VEREADORA GLADIS FRIZZO (MDB): Então dizer para o senhor que nós temos ali colonos na Forqueta também que eles querem plantar mais uva, querem plantar mais, mas não tem condições do caminhão passar ali. Nós temos exemplo de que nem o caminhão do Samae entra nas ruas lá, nas estradas. Então a gente sabe da competência, graças a Deus que nós temos o secretário Soletti, nas Obras, e agora nós temos o Rudimar Menegotto, na Agricultura. Agora, se vocês soubessem a romaria que o colono tem que fazer para poder ter a sua estrada patrolada... tem que passar na Agricultura, que isso também é obra, desculpa, vereador Fiuza, mas é obra do prefeito ou desprefeito Daniel Guerra, porque antes não tinha isso. Tem que passar pela Agricultura, tem que ter um laudo da Agricultura para depois ir para a subprefeitura, para depois liberar. Então faz ora a uva amadurecer, cair e não tiram de dentro das propriedades. Então, vereador Uez, conheço o seu trabalho e quero lhe parabenizar por trazer isso. Parece pouca coisa, mas tem que ver a dificuldade do colono.
VEREADOR VELOCINO UEZ (PTB): Vereador Dambrós. Obrigado, colega Gladis.
VEREADOR ZÉ DAMBRÓS (PSB): Parabenizo pelo seu tema. Eu vim da roça, com muito orgulho, e tínhamos um ditado lá na roça: prefeito bom é prefeito que cuida das estradas. Eu sei do empenho, passou aqui pela Casa, o financiamento para adquirir máquinas novas, que estavam sucateadas, uma remendando a outra para poder funcionar, conheço bem. Estamos gastando mais de 200 mil reais por mês de cascalho porque o britador está em teste. Temos dois britadores lá, conheço também, e eu acho que o velho não funciona mais. Mas enfim, passaram oito meses, está em teste e acredito que venha a funcionar para que a gente tenha economia. Mas vejam, quero voltar um pouco no passado, todos os asfaltos que os governos fizeram... imaginem se tivéssemos que colocar cascalho em todas as estradas que hoje tem asfalto?
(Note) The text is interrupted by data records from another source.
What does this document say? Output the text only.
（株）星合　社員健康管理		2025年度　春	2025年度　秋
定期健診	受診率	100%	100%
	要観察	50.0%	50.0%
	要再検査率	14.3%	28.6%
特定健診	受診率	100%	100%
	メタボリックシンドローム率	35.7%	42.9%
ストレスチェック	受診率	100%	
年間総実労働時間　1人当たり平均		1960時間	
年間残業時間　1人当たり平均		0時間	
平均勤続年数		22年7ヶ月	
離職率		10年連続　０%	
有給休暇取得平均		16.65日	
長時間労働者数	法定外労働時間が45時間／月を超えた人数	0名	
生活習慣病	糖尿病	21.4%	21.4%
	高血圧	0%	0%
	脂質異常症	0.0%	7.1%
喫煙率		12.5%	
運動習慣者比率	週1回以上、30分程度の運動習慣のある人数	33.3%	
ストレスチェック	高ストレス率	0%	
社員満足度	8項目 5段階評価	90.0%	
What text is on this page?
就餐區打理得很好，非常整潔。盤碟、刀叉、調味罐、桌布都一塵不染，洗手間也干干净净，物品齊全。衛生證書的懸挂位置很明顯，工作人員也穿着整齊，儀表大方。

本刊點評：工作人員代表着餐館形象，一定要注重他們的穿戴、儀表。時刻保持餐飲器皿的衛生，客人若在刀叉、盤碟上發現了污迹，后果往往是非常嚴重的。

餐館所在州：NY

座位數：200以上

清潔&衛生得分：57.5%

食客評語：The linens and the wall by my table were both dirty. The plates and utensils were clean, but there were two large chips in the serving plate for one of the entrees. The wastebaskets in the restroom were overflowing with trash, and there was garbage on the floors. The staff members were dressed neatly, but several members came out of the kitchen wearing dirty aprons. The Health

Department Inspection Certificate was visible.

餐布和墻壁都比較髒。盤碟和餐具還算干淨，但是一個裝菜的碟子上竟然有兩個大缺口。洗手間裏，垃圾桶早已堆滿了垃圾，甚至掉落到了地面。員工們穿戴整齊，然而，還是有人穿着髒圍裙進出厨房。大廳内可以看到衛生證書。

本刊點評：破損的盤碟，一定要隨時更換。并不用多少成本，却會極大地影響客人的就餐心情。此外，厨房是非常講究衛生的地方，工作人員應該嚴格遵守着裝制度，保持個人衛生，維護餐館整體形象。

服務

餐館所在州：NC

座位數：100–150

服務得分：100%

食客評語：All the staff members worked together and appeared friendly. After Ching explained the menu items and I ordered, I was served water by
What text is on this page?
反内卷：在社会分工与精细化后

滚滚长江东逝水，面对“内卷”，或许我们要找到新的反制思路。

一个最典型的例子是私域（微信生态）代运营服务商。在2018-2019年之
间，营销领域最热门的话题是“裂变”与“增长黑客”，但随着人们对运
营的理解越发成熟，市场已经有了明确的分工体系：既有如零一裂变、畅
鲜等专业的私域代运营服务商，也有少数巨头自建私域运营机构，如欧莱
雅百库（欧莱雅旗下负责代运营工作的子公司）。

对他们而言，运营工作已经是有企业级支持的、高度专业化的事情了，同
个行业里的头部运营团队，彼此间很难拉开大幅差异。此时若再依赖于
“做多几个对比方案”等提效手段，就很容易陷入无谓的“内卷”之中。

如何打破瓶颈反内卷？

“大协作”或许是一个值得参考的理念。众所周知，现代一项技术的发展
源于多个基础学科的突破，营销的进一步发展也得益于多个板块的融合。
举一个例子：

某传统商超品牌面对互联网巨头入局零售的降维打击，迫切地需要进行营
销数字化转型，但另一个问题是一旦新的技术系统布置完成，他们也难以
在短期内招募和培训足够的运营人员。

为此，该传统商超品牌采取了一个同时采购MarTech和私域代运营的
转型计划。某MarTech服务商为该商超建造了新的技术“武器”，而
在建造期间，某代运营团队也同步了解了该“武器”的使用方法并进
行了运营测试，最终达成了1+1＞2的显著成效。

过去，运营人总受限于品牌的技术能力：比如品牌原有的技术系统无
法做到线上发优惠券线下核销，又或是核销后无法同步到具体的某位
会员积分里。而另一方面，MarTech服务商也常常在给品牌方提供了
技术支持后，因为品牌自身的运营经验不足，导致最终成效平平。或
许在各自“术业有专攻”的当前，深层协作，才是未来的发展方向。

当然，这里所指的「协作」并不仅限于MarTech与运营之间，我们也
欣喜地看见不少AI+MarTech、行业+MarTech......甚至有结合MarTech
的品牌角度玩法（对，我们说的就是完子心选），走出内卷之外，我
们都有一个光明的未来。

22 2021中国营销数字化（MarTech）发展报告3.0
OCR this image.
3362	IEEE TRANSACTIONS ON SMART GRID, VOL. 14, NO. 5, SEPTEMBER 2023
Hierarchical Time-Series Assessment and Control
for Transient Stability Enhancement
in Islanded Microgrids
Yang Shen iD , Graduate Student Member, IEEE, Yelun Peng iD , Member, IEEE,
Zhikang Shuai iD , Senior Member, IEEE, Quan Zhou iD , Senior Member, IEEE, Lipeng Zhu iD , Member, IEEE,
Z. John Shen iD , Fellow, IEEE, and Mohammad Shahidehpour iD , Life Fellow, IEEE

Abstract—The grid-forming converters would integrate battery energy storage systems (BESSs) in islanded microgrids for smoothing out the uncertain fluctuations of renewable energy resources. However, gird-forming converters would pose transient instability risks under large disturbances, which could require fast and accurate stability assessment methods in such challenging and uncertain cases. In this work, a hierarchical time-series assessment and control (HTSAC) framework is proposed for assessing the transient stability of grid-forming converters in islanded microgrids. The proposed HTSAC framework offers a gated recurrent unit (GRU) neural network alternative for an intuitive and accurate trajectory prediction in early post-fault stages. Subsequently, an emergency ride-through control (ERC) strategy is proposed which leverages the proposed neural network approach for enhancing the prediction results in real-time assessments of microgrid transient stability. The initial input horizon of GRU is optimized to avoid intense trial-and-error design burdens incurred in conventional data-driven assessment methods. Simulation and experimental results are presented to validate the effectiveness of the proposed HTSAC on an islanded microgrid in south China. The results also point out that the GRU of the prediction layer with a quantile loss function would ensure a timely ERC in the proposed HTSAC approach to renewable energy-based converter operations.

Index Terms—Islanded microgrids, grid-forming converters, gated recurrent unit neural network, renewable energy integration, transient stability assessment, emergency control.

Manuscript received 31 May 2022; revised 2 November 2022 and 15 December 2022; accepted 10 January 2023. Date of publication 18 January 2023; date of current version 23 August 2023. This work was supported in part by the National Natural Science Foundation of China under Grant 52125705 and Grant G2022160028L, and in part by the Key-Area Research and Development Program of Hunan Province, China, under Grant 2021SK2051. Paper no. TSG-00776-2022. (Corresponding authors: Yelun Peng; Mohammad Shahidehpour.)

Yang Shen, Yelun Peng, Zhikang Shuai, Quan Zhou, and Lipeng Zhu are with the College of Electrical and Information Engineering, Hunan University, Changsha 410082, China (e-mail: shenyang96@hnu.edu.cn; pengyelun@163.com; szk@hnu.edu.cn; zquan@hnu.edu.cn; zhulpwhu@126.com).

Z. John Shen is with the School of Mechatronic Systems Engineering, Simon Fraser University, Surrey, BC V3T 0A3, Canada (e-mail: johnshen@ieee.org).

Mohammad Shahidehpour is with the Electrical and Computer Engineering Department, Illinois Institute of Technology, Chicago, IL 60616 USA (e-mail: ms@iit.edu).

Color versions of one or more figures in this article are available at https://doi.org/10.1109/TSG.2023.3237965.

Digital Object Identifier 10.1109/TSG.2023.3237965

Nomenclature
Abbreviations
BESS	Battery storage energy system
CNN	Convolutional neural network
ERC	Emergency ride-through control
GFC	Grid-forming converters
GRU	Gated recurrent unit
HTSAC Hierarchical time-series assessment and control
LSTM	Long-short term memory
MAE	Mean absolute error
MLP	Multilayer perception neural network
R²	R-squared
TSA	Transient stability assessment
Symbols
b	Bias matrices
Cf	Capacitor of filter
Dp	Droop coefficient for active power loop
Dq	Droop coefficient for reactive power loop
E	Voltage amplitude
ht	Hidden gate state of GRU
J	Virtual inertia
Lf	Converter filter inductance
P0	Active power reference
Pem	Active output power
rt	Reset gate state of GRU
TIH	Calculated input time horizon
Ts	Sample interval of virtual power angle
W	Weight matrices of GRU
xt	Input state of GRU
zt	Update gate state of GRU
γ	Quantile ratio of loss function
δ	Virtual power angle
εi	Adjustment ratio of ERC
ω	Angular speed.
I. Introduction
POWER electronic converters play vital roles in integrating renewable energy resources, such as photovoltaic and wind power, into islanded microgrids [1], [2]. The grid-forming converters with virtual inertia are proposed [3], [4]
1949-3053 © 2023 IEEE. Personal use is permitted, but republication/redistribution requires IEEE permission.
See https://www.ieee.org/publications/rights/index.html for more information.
Por isso que sou adepto a pavimentação comunitária, asfáltica comunitária. São outros tempos e com isso nós vamos ter uma economia. Todo mundo, com certeza, vai querer ajudar um pouco para melhorar as suas estradas. Parabéns pelo tema.
VEREADOR VELOCINO UEZ (PTB): Obrigado Dambrós. Eu só tenho trinta segundos, gostaria muito da contribuição do Sandro e também do líder do governo, mas novamente nós vamos se empenhar muito. Eu acredito muito nesse governo, o Adiló sempre mostrou que quer resolver, vai resolver... mostrou quando era secretário de Obras e o Soletti está lá por mérito. Acredito muito que ali na frente nós vamos melhor e muito. Agora, eu gostaria de ver ali na frente que o agricultor possa ser visto como no alimento, o primeiro da ordem do dia. Quem sabe um dia. Estamos trabalhando para isso, essa bandeira jamais vou tirar de mim. Se esquecer do alicerce um dia a casa cai. É para isso que estou aqui, com responsabilidade cobrando os direitos de quem produz o alimento sem desmerecer as outras categorias. Obrigado, colegas.